En este contexto hay que entender como una gran paso la normativa aprobada en el Ayuntamiento de Barcelona, con los votos de Barcelona en Comú, ERC, PSC, Demòcrates y la CUP, para destinar a vivienda social un 30 por ciento de los pisos que se construyan o --detalle importante-- que se rehabiliten. Los sectores privados del urbanismo ya han levantado la voz para quejarse, y no creo que les beneficie esa demagogia de criticar, precisamente ahora, la indecisión de la administración a la hora de construir vivienda pública, o el aumento del precio de los alquileres --como si nada tuvieran que ver la especulación privada de los fondos de inversión y la codicia de muchos propietarios.

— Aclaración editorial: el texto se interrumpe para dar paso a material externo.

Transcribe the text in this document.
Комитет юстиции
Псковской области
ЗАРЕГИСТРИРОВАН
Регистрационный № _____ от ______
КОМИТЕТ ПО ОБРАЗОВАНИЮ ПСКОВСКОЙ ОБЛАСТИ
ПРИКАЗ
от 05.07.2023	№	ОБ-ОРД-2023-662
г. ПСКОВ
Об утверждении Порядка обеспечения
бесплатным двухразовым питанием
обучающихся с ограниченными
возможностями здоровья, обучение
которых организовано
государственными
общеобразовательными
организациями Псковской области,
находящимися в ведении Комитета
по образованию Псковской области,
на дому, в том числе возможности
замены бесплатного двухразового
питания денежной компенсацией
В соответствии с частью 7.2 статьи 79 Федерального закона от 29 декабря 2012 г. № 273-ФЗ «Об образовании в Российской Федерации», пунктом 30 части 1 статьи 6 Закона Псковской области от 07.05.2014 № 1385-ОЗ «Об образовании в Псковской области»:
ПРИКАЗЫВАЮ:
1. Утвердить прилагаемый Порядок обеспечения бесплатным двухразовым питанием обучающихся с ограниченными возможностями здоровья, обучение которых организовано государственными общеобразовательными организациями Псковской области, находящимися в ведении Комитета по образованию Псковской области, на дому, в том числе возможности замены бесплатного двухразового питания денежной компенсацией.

Es probable que Barcelona ya esté perdida, pero no hay que rendirse. Hace unos días, en ocasión del Día Orwell, la periodista Masha Gessen dio una conferencia en el CCCB en la que defendía la necesidad de la imaginación para ampliar la democracia. Una imaginación, decía, que debe prever la catástrofe y al mismo tiempo la esperanza, y que es útil para desarmar los poderes que nos quieren pasivos. Esta imaginación radical es la que ha hecho dar ese primer paso en Barcelona. Ratificarlo, por parte de la Generalitat, debería ser un ejercicio de optimismo.